Greta Oglesby’s memories in “Handprints” waft over the audience like autumn leaves from a sugar maple.
They’re warm and sweet even when the story the actor is sharing raises questions.
Like the time her father, a preacher, held her and her siblings by their legs upside down outside their Chicago apartment window to teach them a lesson. The kids had dropped water balloons on the heads of passersby.
Or the day that her drag queen neighbor, who had taught her to do her makeup, was assaulted.
Or the time a hot comb burned her head as she got her hair done in an elder’s kitchen.
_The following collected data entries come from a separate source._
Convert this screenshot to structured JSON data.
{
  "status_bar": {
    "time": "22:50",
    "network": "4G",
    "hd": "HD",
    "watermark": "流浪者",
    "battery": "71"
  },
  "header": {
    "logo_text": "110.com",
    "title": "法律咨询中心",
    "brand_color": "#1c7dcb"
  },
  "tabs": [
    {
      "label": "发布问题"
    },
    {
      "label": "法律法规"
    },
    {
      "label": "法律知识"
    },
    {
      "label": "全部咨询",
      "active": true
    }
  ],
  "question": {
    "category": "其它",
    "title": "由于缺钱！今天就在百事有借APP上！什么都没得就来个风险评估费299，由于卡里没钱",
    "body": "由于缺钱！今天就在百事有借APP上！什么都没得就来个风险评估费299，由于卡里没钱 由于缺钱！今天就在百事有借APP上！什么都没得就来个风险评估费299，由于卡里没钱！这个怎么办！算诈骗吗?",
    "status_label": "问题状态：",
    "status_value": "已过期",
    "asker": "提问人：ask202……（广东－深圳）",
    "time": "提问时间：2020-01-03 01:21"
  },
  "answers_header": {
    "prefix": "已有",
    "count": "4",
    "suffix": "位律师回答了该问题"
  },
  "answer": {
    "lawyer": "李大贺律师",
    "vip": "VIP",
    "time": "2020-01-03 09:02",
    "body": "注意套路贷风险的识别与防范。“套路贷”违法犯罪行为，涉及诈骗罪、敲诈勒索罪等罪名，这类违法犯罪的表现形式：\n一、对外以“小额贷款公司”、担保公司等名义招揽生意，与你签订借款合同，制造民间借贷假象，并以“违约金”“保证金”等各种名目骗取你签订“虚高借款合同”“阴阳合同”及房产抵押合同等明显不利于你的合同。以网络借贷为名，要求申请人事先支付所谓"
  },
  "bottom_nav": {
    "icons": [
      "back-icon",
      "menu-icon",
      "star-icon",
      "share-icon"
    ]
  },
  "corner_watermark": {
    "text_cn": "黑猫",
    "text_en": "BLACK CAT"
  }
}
Time has taken the edge off these events for Oglesby, and she wears the faded scars as badges of honor in her stage memoir efficiently directed by Richard Thompson at St. Paul’s History Theatre.
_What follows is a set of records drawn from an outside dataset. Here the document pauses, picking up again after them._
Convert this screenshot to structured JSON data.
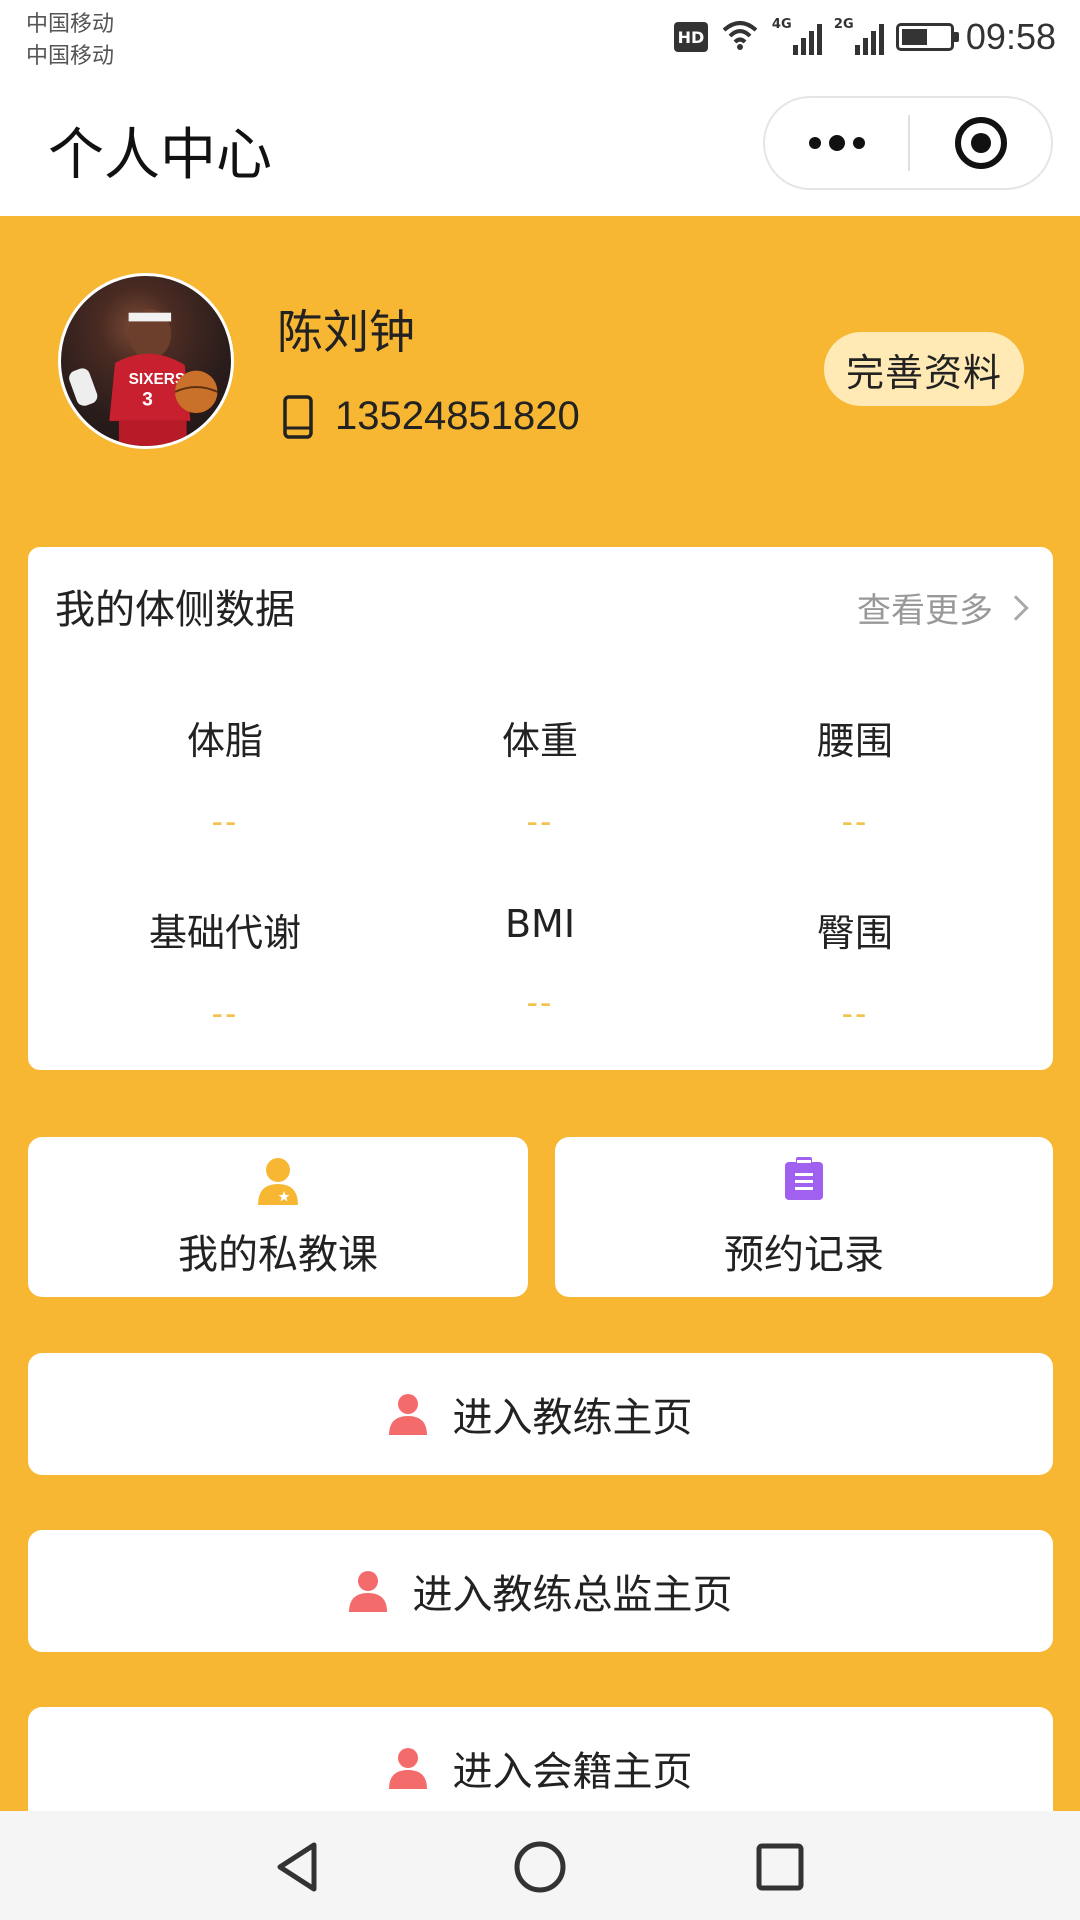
{
  "status_bar": {
    "carrier_1": "中国移动",
    "carrier_2": "中国移动",
    "hd": "HD",
    "signal_1_tag": "4G",
    "signal_2_tag": "2G",
    "time": "09:58",
    "battery_percent": 55
  },
  "title_bar": {
    "title": "个人中心",
    "more_icon": "more-dots-icon",
    "close_icon": "target-circle-icon"
  },
  "profile": {
    "name": "陈刘钟",
    "phone": "13524851820",
    "edit_label": "完善资料"
  },
  "body_data": {
    "title": "我的体侧数据",
    "more_label": "查看更多",
    "metrics": [
      {
        "label": "体脂",
        "value": "--"
      },
      {
        "label": "体重",
        "value": "--"
      },
      {
        "label": "腰围",
        "value": "--"
      },
      {
        "label": "基础代谢",
        "value": "--"
      },
      {
        "label": "BMI",
        "value": "--"
      },
      {
        "label": "臀围",
        "value": "--"
      }
    ]
  },
  "tiles": [
    {
      "label": "我的私教课",
      "icon": "user-icon",
      "color": "#F7B733"
    },
    {
      "label": "预约记录",
      "icon": "clipboard-icon",
      "color": "#A060F0"
    }
  ],
  "entries": [
    {
      "label": "进入教练主页",
      "icon": "person-icon"
    },
    {
      "label": "进入教练总监主页",
      "icon": "person-icon"
    },
    {
      "label": "进入会籍主页",
      "icon": "person-icon"
    }
  ],
  "colors": {
    "background": "#F7B733",
    "accent_pink": "#F46B6B",
    "metric_value": "#F2C14E"
  },
  "nav": {
    "back_icon": "back-triangle-icon",
    "home_icon": "home-circle-icon",
    "recent_icon": "recent-square-icon"
  }
}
Using projected shadows that suggest an Aaron Douglas painting, plus expressive puppets on a set by Kirby Moore that extrapolates motifs from a family quilt that Oglesby sometimes dons, she gives us an unvarnished peek into her life.
She’s not alone onstage. Maestro Sanford Moore’s nimble piano playing helps to warm the atmosphere. And Dennis Spears, Oglesby’s longtime scene partner in Penumbra Theatre’s “Black Nativity,” joins her to play a host of supplementary roles, from her father to a schoolgirl bully in pigtails.